Marc Liesa, Ph.D.
27-100 Center for Health Sciences
Positions & Affiliations:
Assistant Professor In-Residence, Endocrinology, Diabetes and Hypertension, Molecular and Medical Pharmacology
Member, Molecular Biology Institute
Research Description:
Mitochondria are the organelles responsible for our need to breathe, as they use oxygen both to transform nutrients into usable energy and to build essential components constituting our bodies. Indeed, mitochondria are semi-autonomous organelles that contain their own genome, which encodes for 13 proteins essential to consume oxygen. For this reason, mitochondrial DNA mutations that blunt their capacity to consume oxygen are responsible of lethal and severe diseases. Moreover, changes in mitochondrial function are detected in neurodegenerative diseases, as well as in pathologies resulting of an imbalance in energy consumption, energy expenditure and nutrient handling, such as obesity and type 2 diabetes. Furthermore, the reduction in mitochondrial function observed with age is considered a major component driving fitness decline with age. In this context, our overarching research goals are:
1) Define the molecular machinery by which mitochondria can successfully adapt, protect themselves and execute their function in health.

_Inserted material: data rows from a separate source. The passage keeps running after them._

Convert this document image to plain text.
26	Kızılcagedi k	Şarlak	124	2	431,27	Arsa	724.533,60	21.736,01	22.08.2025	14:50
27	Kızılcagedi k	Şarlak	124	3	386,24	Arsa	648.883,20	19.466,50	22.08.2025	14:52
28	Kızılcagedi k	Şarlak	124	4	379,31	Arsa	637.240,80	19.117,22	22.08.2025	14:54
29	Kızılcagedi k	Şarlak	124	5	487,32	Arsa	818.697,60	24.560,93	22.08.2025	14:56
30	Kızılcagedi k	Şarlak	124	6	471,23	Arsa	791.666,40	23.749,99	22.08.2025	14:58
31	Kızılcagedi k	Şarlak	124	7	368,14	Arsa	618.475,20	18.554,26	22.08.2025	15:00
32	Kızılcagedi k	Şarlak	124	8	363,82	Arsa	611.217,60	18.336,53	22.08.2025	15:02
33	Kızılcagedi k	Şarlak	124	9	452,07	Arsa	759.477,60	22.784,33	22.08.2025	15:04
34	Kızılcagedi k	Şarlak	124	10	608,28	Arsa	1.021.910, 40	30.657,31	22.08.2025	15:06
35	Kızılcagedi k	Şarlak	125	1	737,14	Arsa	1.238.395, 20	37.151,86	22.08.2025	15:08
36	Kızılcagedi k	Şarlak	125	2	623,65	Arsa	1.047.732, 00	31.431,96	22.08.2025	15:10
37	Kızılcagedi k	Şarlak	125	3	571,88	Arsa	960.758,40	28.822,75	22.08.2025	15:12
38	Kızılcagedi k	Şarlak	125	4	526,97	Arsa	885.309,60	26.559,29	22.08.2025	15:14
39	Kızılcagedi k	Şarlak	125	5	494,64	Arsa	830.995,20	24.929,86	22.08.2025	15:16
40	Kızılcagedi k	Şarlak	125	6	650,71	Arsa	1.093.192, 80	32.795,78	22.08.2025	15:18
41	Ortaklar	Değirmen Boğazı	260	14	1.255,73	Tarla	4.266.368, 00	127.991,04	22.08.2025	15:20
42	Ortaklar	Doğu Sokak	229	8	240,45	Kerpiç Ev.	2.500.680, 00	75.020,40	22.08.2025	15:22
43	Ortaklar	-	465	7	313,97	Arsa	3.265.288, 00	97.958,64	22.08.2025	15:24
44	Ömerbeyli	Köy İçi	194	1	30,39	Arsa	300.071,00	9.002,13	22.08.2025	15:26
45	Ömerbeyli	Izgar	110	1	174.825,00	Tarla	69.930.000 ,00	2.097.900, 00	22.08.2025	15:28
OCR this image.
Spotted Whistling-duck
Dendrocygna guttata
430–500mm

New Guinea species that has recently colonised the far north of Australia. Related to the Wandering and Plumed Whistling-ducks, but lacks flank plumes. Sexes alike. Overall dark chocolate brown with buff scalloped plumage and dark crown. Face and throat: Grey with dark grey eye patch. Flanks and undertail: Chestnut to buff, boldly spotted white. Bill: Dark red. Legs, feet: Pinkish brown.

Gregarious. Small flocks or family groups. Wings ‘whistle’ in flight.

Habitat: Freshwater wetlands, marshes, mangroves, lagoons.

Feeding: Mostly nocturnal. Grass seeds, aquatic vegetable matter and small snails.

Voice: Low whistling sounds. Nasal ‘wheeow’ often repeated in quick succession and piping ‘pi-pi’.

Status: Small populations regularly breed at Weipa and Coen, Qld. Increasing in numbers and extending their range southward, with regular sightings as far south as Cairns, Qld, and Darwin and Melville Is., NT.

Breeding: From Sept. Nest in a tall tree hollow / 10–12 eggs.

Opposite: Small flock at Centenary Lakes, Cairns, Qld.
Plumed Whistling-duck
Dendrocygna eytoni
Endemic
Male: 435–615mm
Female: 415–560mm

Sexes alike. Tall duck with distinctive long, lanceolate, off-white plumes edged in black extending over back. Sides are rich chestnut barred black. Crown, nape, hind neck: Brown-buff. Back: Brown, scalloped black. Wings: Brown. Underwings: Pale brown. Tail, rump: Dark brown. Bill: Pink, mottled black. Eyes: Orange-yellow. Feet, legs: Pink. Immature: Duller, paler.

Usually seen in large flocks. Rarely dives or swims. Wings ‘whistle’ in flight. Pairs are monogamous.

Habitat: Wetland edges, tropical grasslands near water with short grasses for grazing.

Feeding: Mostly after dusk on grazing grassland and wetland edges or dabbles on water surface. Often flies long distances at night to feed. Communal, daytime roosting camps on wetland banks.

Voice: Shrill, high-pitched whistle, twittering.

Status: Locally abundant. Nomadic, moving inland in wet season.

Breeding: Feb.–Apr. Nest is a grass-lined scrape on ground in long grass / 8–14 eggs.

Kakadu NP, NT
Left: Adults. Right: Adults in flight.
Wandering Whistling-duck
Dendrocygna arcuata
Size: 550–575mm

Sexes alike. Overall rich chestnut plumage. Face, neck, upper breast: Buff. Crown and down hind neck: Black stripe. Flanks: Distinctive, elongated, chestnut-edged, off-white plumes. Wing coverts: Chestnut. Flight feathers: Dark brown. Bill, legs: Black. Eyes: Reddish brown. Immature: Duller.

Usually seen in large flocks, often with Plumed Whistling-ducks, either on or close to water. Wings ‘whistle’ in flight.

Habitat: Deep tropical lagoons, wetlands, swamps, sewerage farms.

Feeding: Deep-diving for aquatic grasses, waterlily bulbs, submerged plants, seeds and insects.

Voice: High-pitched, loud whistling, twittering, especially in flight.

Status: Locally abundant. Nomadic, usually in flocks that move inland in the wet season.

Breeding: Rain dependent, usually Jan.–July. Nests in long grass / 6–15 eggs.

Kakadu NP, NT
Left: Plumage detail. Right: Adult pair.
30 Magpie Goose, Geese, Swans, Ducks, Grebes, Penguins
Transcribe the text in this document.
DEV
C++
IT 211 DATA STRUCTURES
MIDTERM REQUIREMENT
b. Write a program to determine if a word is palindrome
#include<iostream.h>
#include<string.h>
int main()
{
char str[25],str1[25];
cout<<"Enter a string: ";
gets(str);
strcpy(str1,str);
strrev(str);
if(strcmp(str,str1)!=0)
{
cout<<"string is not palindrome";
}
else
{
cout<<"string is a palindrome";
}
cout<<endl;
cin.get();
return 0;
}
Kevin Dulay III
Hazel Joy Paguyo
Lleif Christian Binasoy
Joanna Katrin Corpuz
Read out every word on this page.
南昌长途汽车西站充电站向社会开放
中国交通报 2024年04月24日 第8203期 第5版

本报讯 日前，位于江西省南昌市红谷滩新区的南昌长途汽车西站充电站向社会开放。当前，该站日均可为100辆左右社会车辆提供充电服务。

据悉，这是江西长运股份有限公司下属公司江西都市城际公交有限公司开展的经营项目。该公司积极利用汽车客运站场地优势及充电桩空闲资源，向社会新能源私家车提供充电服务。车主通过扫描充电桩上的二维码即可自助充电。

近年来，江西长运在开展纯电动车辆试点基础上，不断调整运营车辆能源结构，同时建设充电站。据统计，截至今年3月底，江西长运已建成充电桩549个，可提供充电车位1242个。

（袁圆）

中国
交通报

2) Determine when the crosstalk between mitochondria and the redox state contribute to exacerbate metabolic diseases or represent an adaptation preventing their exacerbation.
3) Test whether the manipulation of the molecular machinery modulating and adapting mitochondrial function can be used to treat metabolic diseases.
Bio:
Marc Liesa-Roig, Ph.D., is an Assistant Professor in-residence in the Department of Medicine, Division of Endocrinology and the Department of Molecular and Medical Pharmacology, David Geffen School of Medicine at UCLA. His laboratory seeks to identify mitochondrial mechanisms adapting and maladapting to metabolic diseases, with the goal to identify novel therapeutic targets. His research on mitochondria is focused in liver, pancreatic beta cells and brown adipose tissue. Dr. Liesa-Roig graduated with honors in Biochemistry at the Universitat de Barcelona (2003). He completed his doctoral studies late 2008 under the supervision of Prof. Antonio Zorzano at the IRB in Barcelona, examining the regulation of mitochondrial dynamics and Mfn2 in skeletal muscle and their role in insulin resistance. He then joined Boston University School Medicine as a post doctoral fellow in 2009, where he became an Instructor in 2013 and an Assistant Professor in 2015. Dr. Liesa-Roig is currently affiliated with the Molecular Biology Institute (MBI) and Molecular, Cellular and Integrative Physiology (MCIP) interdepartmental programs at UCLA.